4. Breves conclusões A consciência político-social dos participantes da Economia Popular Solidária se constrói a partir da agregação de processos formativos e informativos decorrentes das organizações dos empreendimentos solidários e das articulações em redes e fóruns. Nessa participação, as pessoas, membros dos empreendimentos econômicos solidários, se apropriam de tipos de comportamentos adequados à proposta de Economia Solidária e de informações diversas, desenvolvendo um conhecimento sobre as engrenagens tidas como técnicas e sócioeducativas, sobretudo, identificando os interesses envolvidos. Neste processo, o grupo cria consistência e identidade de grupo. Ao mesmo tempo, percebe-se que o discurso dos sujeitos sociais, da economia solidária, estabelece o vínculo entre aquilo que é e aquilo que se pretende que seja, pois sua ação resulta diretamente da leitura que tal sujeito coletivo realiza sobre a realidade. Esta leitura está, é claro, condicionada pela realidade, isto é, produz-se por uma relação dialética.
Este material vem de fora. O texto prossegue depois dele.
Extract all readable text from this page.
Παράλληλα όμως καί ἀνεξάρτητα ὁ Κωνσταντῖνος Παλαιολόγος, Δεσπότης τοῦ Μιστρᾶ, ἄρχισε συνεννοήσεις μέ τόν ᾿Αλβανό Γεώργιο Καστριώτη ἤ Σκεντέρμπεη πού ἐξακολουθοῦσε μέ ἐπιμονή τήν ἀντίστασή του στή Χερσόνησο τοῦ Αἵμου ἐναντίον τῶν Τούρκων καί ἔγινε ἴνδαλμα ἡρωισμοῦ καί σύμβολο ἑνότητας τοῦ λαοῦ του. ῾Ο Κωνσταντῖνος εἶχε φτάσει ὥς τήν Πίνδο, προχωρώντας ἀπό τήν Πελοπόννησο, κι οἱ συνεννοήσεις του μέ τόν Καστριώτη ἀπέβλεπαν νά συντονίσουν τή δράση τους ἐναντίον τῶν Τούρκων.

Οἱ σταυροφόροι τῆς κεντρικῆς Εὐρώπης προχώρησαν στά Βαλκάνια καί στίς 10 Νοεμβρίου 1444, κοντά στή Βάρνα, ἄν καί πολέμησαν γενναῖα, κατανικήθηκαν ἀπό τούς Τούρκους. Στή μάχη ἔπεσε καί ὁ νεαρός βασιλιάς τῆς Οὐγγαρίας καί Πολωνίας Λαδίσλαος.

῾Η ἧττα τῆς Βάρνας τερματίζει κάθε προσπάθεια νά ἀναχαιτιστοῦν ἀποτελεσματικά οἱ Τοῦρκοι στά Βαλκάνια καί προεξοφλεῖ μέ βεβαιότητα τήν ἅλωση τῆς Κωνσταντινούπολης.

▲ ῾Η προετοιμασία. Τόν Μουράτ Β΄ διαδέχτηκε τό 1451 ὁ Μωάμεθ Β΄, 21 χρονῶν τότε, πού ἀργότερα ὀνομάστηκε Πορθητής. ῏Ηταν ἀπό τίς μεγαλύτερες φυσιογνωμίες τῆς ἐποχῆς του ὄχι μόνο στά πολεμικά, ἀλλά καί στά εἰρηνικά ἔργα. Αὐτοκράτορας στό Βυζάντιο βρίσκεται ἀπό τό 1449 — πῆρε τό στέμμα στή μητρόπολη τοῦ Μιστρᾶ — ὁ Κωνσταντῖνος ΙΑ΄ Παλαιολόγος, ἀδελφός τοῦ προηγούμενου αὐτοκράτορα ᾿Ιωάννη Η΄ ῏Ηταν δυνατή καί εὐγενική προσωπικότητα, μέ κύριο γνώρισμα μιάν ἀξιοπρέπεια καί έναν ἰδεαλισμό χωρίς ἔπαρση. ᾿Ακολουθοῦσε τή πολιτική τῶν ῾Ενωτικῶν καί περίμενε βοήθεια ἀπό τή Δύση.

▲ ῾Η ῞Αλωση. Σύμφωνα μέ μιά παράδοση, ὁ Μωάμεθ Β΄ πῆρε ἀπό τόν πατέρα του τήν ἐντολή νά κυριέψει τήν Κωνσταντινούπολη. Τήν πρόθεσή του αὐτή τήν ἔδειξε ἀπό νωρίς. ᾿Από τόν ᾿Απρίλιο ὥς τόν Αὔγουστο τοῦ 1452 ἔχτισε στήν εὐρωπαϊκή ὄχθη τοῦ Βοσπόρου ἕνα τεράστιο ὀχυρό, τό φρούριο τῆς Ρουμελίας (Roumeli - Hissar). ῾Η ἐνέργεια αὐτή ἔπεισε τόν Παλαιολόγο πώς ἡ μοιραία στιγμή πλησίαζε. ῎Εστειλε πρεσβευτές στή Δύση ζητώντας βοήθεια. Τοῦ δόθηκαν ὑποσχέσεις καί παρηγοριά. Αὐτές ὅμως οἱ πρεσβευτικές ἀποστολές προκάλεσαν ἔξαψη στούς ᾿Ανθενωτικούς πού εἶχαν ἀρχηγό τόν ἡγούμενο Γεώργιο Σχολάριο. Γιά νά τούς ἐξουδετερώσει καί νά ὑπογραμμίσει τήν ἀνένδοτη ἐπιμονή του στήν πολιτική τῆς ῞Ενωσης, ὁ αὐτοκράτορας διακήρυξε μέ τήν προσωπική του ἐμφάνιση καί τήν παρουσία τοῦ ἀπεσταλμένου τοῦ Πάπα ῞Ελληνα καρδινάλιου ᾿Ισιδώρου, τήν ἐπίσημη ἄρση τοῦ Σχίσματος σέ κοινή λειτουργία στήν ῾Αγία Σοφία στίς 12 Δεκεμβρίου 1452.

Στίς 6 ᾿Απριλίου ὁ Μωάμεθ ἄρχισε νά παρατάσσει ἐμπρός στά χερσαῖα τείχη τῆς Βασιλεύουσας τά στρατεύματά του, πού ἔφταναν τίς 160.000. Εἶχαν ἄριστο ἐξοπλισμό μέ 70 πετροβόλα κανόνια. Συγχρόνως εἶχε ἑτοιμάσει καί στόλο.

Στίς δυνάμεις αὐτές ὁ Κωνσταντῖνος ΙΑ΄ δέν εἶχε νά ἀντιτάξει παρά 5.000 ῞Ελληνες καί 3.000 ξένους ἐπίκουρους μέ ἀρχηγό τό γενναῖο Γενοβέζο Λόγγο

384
Conforme discussão anterior, a Economia Solidária tem como objetivo romper com a lógica excludente e buscar a emancipação social. Segundo Gaiger (1996) no momento que as pessoas integram-se nela as preocupações que antes eram apenas com a sobrevivência assumem novos contornos, pois desenvolvem outros comportamentos sociais e pessoais no âmbito do trabalho, das relações com a comunidade e com a sociedade. A isto, consideramos também como desenvolvimento humano. Fica claro nas respostas dos entrevistados sobre como os mesmos percebem as mudanças ocorridas em suas vidas, o sentido da interdependência positiva. Esta interdependência é definida como a consciência que todos do grupo desenvolvem de ter necessidade uns dos outros para realizar o objetivo ou o projeto comum. Diversos meios são usados para estabelecer uma interdependência positiva no interior dos grupos, como dividir tarefas e responsabilidades de maneira rotativa e estimular a ajuda mútua durante a realização dessas tarefas. O mesmo se promove entre os grupos.


De alguma forma, a economia solidária está construindo caminhos para o desenvolvimento humano, ao incentivar os sujeitos na conquista da autonomia e da autogestão no pensar e no agir, enquanto indivíduo e coletividade. Conforme Arruda, 2009, contribuindo na construção de sujeitos conscientes e ativos de sua própria evolução e desenvolvimento, da sua própria história e devir. O trabalho emancipado é aquele que liberta o ser humano para aquele desenvolvimento, que vai muito além da sobrevivencia, mas para a construção de uma democracia integral onde os participantes desta prática a partir do empoderamento de novos conceitos, são sujeitos de um novo modelo de desenvolvimento.